A web crawler to scrape Protegen's protective antigens webpage by going to each link from STEP 3 above, to get the taxonomy ids data, etc, per protective antigen. <br>
An example of Protegen's protective antigens webpage is: https://violinet.org/protegen/query_detail.php?c_pathogen_id=283 for African horse sickness virus.

In [None]:
def substring_after_delim(word, delim):
  return word.partition(delim)[2]

In [None]:
def pathogen_data_step4(get_pathogen_data):
  column_names = ["pathogen_type", "index", "pathogen_name", "link", "taxonomy_id", "update_taxonomy_id", "protein_name", "protein_length", "protein_sequence_header", "protein_sequence"]
  df = pd.DataFrame(columns = column_names)

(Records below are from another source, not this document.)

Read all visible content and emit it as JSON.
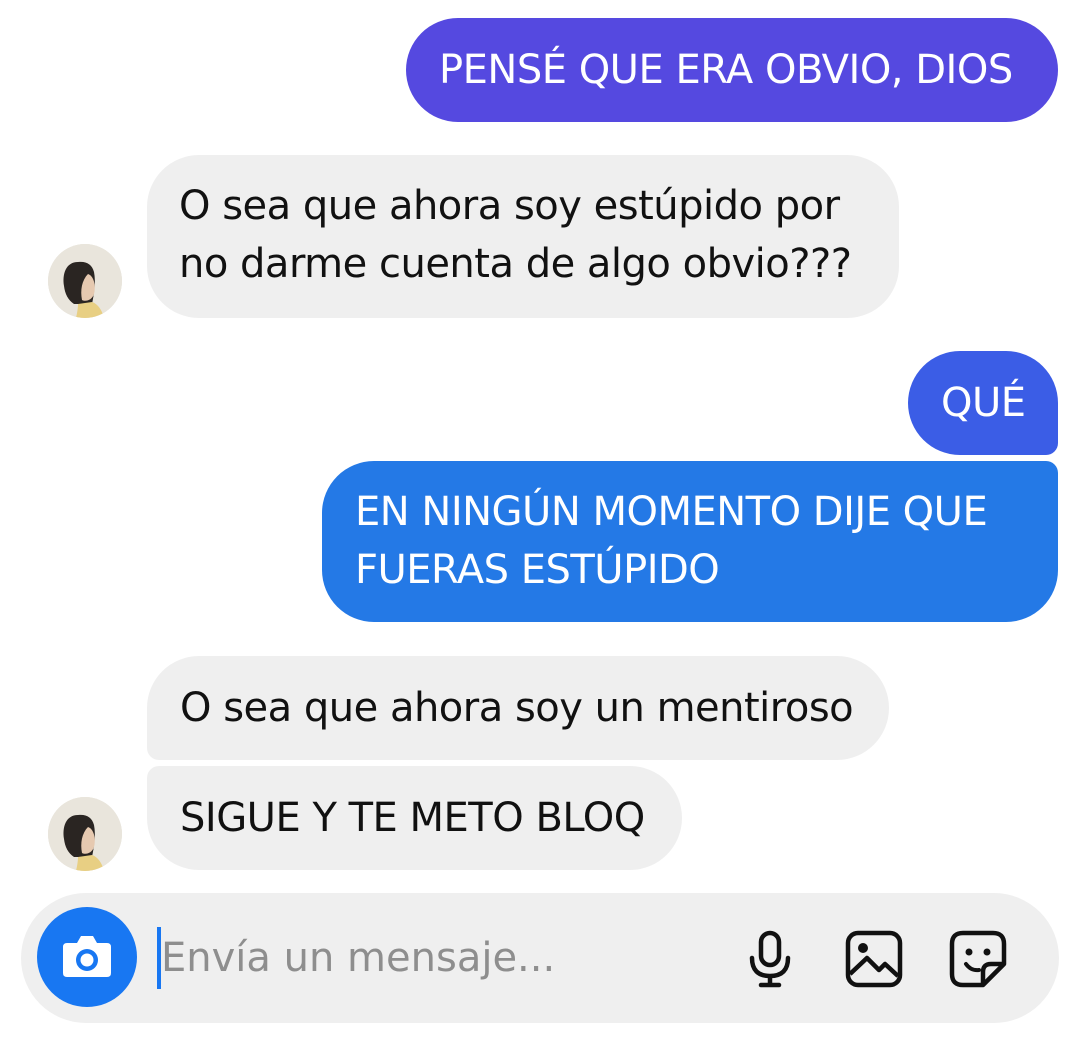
{
  "messages": [
    {
      "side": "out",
      "text": "PENSÉ QUE ERA OBVIO, DIOS"
    },
    {
      "side": "in",
      "text": "O sea que ahora soy estúpido por no darme cuenta de algo obvio???"
    },
    {
      "side": "out",
      "text": "QUÉ"
    },
    {
      "side": "out",
      "text": "EN NINGÚN MOMENTO DIJE QUE FUERAS ESTÚPIDO"
    },
    {
      "side": "in",
      "text": "O sea que ahora soy un mentiroso"
    },
    {
      "side": "in",
      "text": "SIGUE Y TE METO BLOQ"
    }
  ],
  "composer": {
    "placeholder": "Envía un mensaje...",
    "value": "",
    "icons": [
      "camera-icon",
      "microphone-icon",
      "image-icon",
      "sticker-icon"
    ]
  },
  "colors": {
    "outgoing_1": "#5549e0",
    "outgoing_2": "#3b5de6",
    "outgoing_3": "#2479e6",
    "incoming": "#efefef",
    "accent": "#1877f2"
  }
}
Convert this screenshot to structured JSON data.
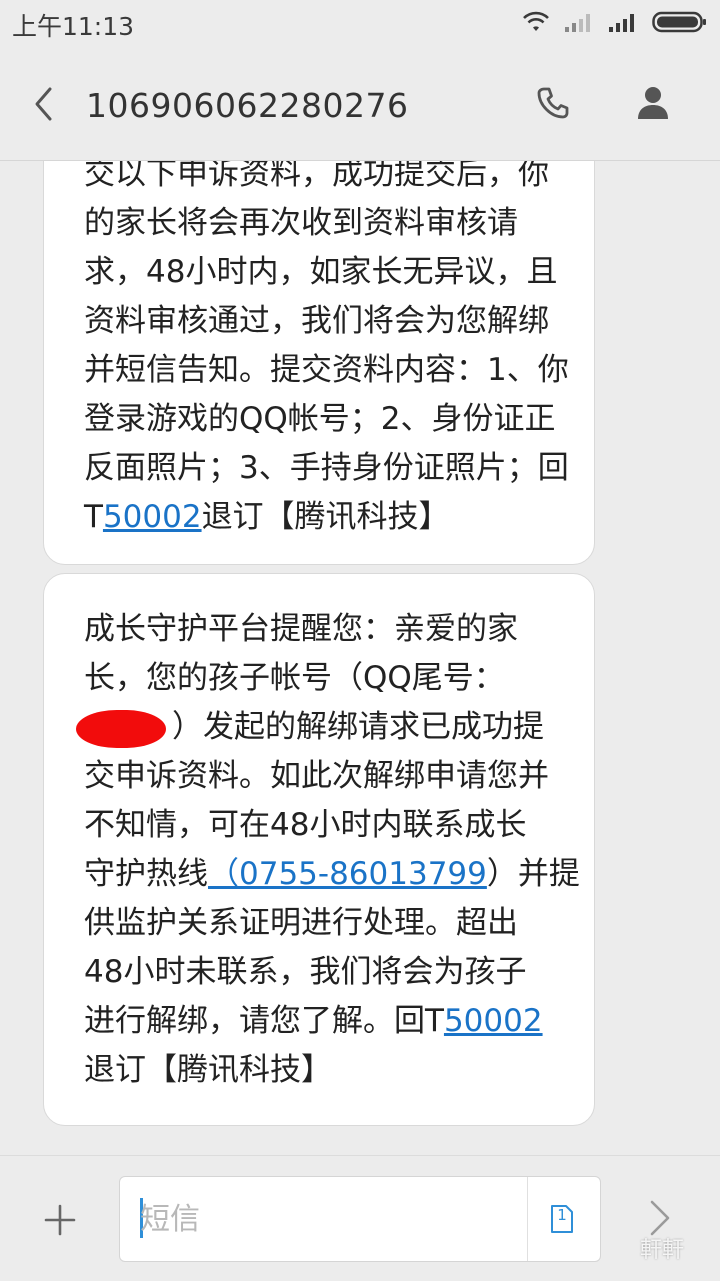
{
  "status_bar": {
    "time": "上午11:13",
    "icons": [
      "wifi-icon",
      "signal-icon-1",
      "signal-icon-2",
      "battery-icon"
    ]
  },
  "header": {
    "back_icon": "chevron-left-icon",
    "title": "106906062280276",
    "call_icon": "phone-icon",
    "contact_icon": "person-icon"
  },
  "messages": [
    {
      "lines": [
        "交以下申诉资料，成功提交后，你",
        "的家长将会再次收到资料审核请",
        "求，48小时内，如家长无异议，且",
        "资料审核通过，我们将会为您解绑",
        "并短信告知。提交资料内容：1、你",
        "登录游戏的QQ帐号；2、身份证正",
        "反面照片；3、手持身份证照片；回"
      ],
      "last_line": {
        "prefix": "T",
        "link": "50002",
        "suffix": "退订【腾讯科技】"
      }
    },
    {
      "line_1": "成长守护平台提醒您：亲爱的家",
      "line_2": "长，您的孩子帐号（QQ尾号：",
      "line_3": "）发起的解绑请求已成功提",
      "line_4": "交申诉资料。如此次解绑申请您并",
      "line_5": "不知情，可在48小时内联系成长",
      "line_6": {
        "prefix": "守护热线",
        "link": "（0755-86013799",
        "suffix": "）并提"
      },
      "line_7": "供监护关系证明进行处理。超出",
      "line_8": "48小时未联系，我们将会为孩子",
      "line_9": {
        "prefix": "进行解绑，请您了解。回T",
        "link": "50002"
      },
      "line_10": "退订【腾讯科技】"
    }
  ],
  "compose": {
    "add_icon": "plus-icon",
    "placeholder": "短信",
    "sim_label": "1",
    "send_icon": "chevron-right-icon"
  },
  "watermark": "軒軒",
  "colors": {
    "background": "#ececec",
    "bubble": "#ffffff",
    "link": "#1a73c7",
    "redaction": "#f20c0c",
    "caret": "#2f8fd8"
  }
}
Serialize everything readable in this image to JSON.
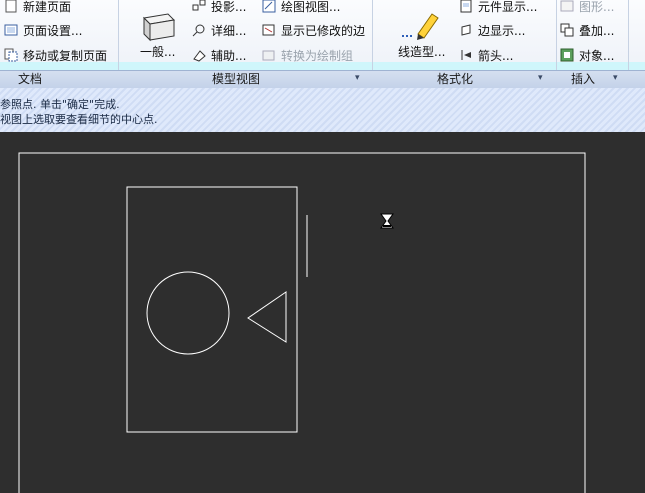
{
  "ribbon": {
    "doc_group": {
      "label": "文档",
      "items": [
        "新建页面",
        "页面设置...",
        "移动或复制页面"
      ]
    },
    "model_view_group": {
      "label": "模型视图",
      "big_button": "一般...",
      "items": [
        "投影...",
        "详细...",
        "辅助...",
        "绘图视图...",
        "显示已修改的边",
        "转换为绘制组"
      ]
    },
    "format_group": {
      "label": "格式化",
      "big_button": "线造型...",
      "items": [
        "元件显示...",
        "边显示...",
        "箭头..."
      ]
    },
    "insert_group": {
      "label": "插入",
      "items": [
        "图形...",
        "叠加...",
        "对象..."
      ]
    }
  },
  "message": {
    "line1": "参照点. 单击\"确定\"完成.",
    "line2": "视图上选取要查看细节的中心点."
  },
  "canvas": {
    "cursor": "hourglass-icon"
  },
  "colors": {
    "canvas_bg": "#2e2e2e",
    "drawing_line": "#ffffff",
    "message_bg": "#dfe9fb"
  }
}
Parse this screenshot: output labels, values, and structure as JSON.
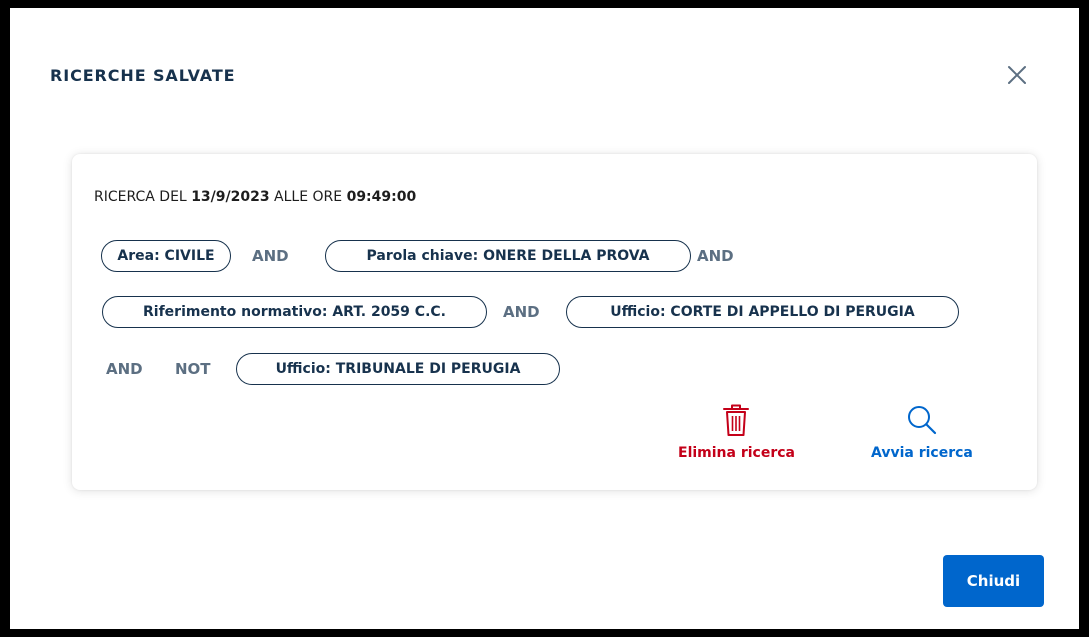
{
  "modal": {
    "title": "RICERCHE SALVATE",
    "close_icon": "close-icon"
  },
  "search": {
    "prefix": "RICERCA DEL ",
    "date": "13/9/2023",
    "middle": " ALLE ORE ",
    "time": "09:49:00",
    "criteria": [
      "Area: CIVILE",
      "Parola chiave: ONERE DELLA PROVA",
      "Riferimento normativo: ART. 2059 C.C.",
      "Ufficio: CORTE DI APPELLO DI PERUGIA",
      "Ufficio: TRIBUNALE DI PERUGIA"
    ],
    "operators": [
      "AND",
      "AND",
      "AND",
      "AND",
      "NOT"
    ]
  },
  "actions": {
    "delete_label": "Elimina ricerca",
    "delete_icon": "trash-icon",
    "run_label": "Avvia ricerca",
    "run_icon": "search-icon"
  },
  "footer": {
    "close_label": "Chiudi"
  },
  "colors": {
    "primary": "#0066cc",
    "danger": "#c40019",
    "text_dark": "#17324d",
    "operator": "#5c6f82"
  }
}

  for i in range(len(get_pathogen_data)):
    pathogen_type    = get_pathogen_data.loc[i, "pathogen_type"]
    index            = get_pathogen_data.loc[i, "index"]
    pathogen_name    = get_pathogen_data.loc[i, "pathogen_name"]
    link             = get_pathogen_data.loc[i, "link"]
    taxonomy_id      = ""
    update_taxonomy_id = "0"
    protein_name     = ""
    protein_length   = "" 
    protein_sequence_header = ""
    protein_sequence = ""
    print(link)
    html = urlopen(link)
    bsObj = BeautifulSoup(html)
    tables = bsObj.find("body").find_all("table")
    secondtable = bsObj.findAll("table")[1] # get the second table from bsObj.findAll("table") - use it as a list, and just index it
    trs = secondtable.find_all("tr") # all rows in the second table
    uls = secondtable.find_all("ul")
    # list comprehension to get all the lis for the above uls:
    lis = [li for ul in uls for li in ul.findAll('li')]
    for li in lis:
      if search("Taxonomy", li.text):
        taxonomy_id = substring_after_delim(li.text, ":")
        print("taxonomy_id: "+taxonomy_id)
      elif search("Protein Name", li.text):
        protein_name = substring_after_delim(li.text, ":")
        print("protein_name: "+protein_name)
      elif search("Protein Length", li.text):
        protein_length = substring_after_delim(li.text, ":")
        print("protein_length: "+protein_length)
      elif search("Protein Sequence", li.text):
        protein_sequence = substring_after_delim(li.text, "Show Sequence")
        print("protein_sequence: "+protein_sequence)
        df = df.append({"pathogen_type": pathogen_type, "index": index, "pathogen_name": pathogen_name, "link":link, "taxonomy_id":taxonomy_id, "update_taxonomy_id_in_step5":update_taxonomy_id_in_step5, "protein_name": protein_name, "protein_length":protein_length, "protein_sequence_header":protein_sequence_header, "protein_sequence": protein_sequence}, ignore_index=True)
  return df

In [None]:
get_pathogen_data_step4 = pathogen_data_step4(get_pathogen_data)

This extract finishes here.